Ob Bertelsmann oder eine der 119 angeschlossenen
Druckereien auch Zwangsarbeiter beschäftigt habe, konnte noch nicht geklärt
werden. Lediglich vier fremdländische Arbeitskräfte hätte der Verlag damals
angegeben. Hier sieht die UHK noch großen Forschungsbedarf.

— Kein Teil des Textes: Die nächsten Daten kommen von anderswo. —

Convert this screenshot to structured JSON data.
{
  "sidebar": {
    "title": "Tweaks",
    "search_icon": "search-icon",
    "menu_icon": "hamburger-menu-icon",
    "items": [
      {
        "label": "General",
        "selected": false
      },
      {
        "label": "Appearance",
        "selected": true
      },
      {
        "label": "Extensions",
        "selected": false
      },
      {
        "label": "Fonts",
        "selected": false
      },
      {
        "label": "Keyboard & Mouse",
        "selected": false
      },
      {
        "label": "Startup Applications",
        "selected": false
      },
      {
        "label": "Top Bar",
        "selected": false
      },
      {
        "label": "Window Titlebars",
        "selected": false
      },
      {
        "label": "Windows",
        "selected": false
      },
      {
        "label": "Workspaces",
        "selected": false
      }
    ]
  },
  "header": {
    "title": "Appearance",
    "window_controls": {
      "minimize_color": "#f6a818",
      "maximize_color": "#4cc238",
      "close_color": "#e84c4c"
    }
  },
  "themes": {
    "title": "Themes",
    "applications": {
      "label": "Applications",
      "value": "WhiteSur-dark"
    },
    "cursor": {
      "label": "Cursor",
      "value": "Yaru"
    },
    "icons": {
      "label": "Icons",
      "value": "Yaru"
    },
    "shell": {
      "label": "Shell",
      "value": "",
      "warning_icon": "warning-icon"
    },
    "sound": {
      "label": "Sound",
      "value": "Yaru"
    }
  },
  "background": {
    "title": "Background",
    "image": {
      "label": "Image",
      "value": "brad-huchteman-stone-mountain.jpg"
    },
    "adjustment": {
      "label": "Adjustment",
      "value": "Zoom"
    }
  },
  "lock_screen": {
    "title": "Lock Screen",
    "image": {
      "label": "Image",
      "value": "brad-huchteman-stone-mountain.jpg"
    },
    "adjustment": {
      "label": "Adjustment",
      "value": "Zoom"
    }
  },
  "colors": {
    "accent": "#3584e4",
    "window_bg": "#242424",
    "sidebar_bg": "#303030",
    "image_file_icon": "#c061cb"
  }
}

Erst nach Abschluß der Forschungen möchte die
Kommission das Hausarchiv von Bertelsmann auch für andere Wissenschaftler, wie
den Düsseldorfer Zeitgeschichtler Hersch Fischler öffnen. Dessen Forschungen
hatten Bertelsmann überhaupt erst zur Berufung der UHK veranlasst. Als in
solchen Fällen auch bei anderen Unternehmen durchaus übliche Praxis bezeichnete
Friedländer den Beschluß, vor Ende der Untersuchungen das Archiv nicht für
Fremde zu öffnen, um ungestört forschen zu können. "Fischler hat große
Verdienste. Durch ihn hat die Forschung über die Geschichte von Bertelsmann
erst angefangen", so Friedländer.
Für den Düsseldorfer Historiker ist dagegen bei der
UHK "Hopfen und Malz verloren". "Ich habe Bertelsmann nicht
NS-Propaganda vorgeworfen, sondern Heuchelei, was die eigene Geschichte
betrifft. Diese Heuchelei geht bei der UHK weiter", äußerst Fischler nach
Abschluß der Pressekonferenz gegenüber "junge Welt". Obwohl die UHK
viele seiner Forschungsergebnisse bestätigt habe, habe er keinerlei Erwartungen
mehr. Ende des Jahres hofft die UHK, ihren Abschlußbericht vorzulegen.